Las jóvenes son menos propensos que los adultos a reconocer cuando están en relaciones abusivas o coercitivas.

También es menos probable que busquen servicios de apoyo.

El lenguaje y la conversación tradicionales en torno al maltrato doméstico tienen una relevancia limitada para las relaciones de las jóvenes. Esto puede tener un efecto de aislamiento, impidiendo que las jóvenes se presenten.

En colaboración con SafeLives, hemos trabajado con 500 jóvenes de todo el Reino Unido para sacar a la luz las ideas y las historias sobre los abusos en las relaciones de los adolescentes. Entre ellos había adolescentes con discapacidades y con problemas de salud mental.
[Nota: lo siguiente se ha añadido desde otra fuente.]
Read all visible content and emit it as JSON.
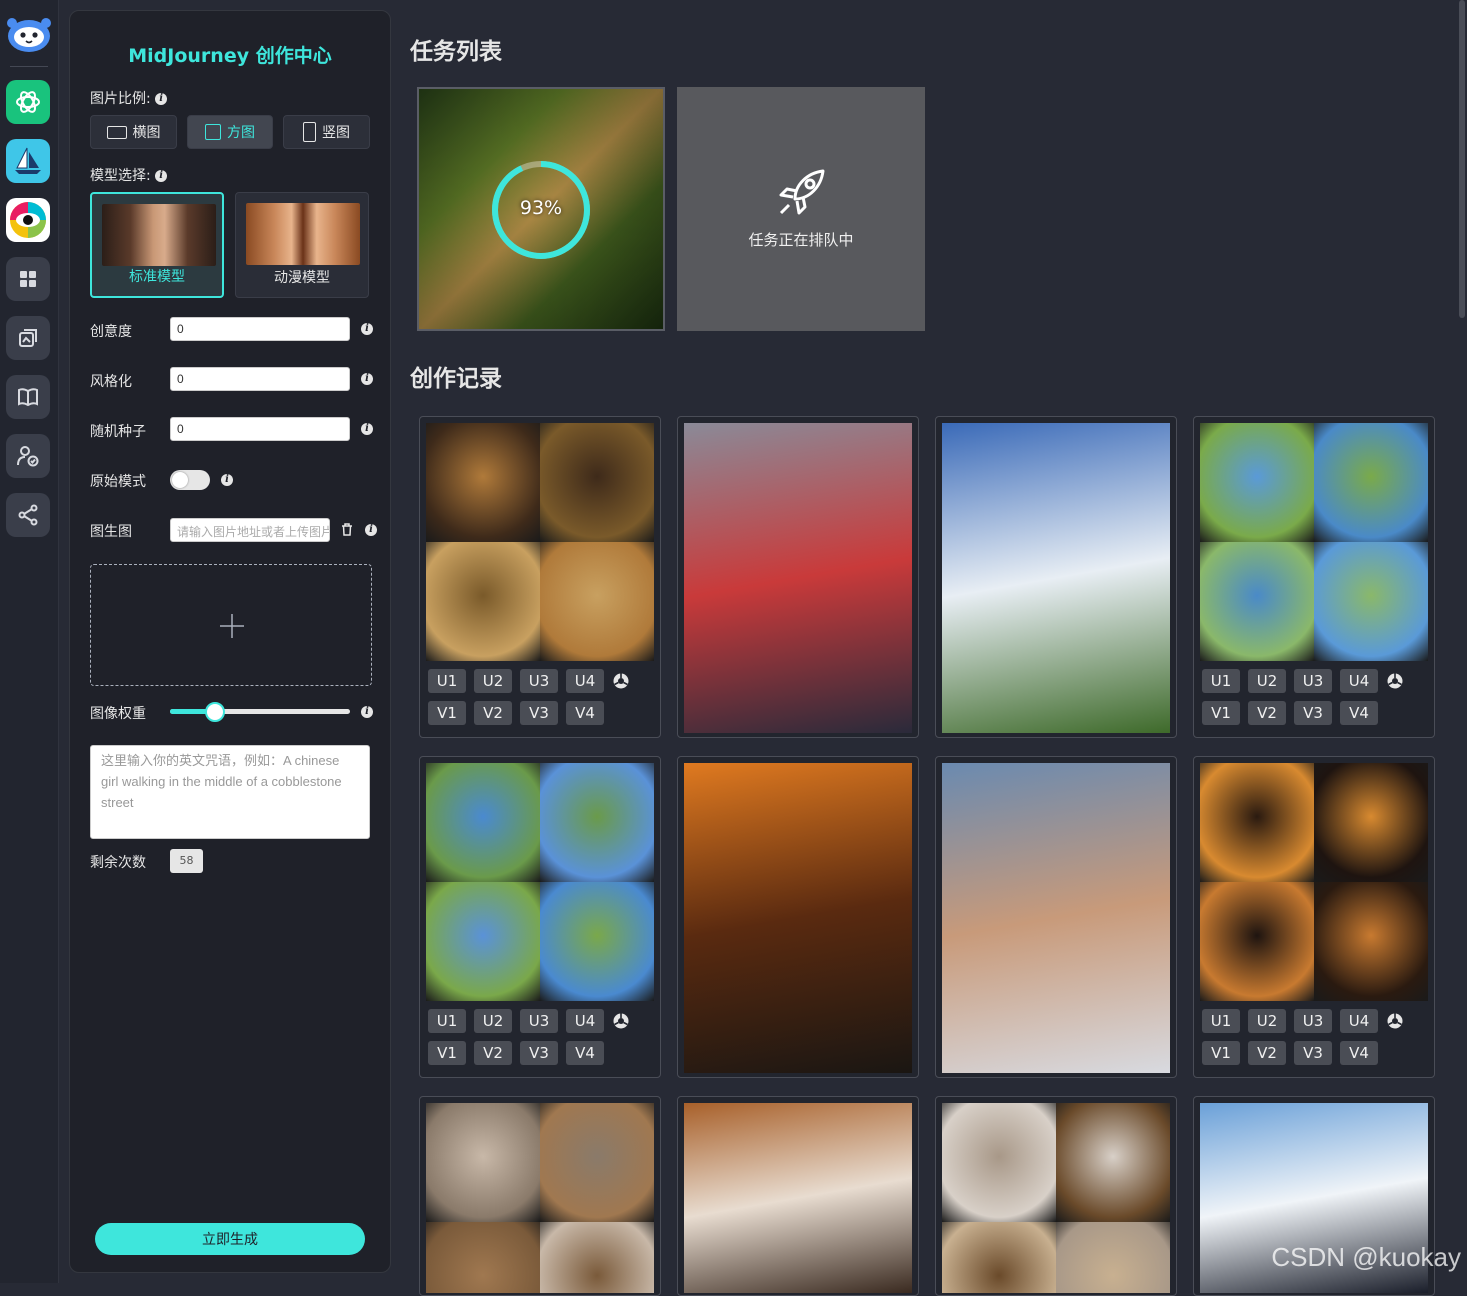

Esa consulta mostró lo difícil que era para las adolescentes saber dónde trazar la línea entre los comportamientos saludables y los abusivos. Esta idea, junto con las valientes historias compartidas por las jóvenes, ha constituido la base de una nueva plataforma interactiva en línea llamada Dibuja la línea.

Se invita a las jóvenes a leer historias de relaciones reales y a trazar una línea con el dedo en las partes de las historias que, en su opinión, muestran comportamientos perjudiciales.

Luego pueden comparar su interacción con la de otros adolescentes y profesionales, con información sobre el porqué de la línea y cómo obtener apoyo.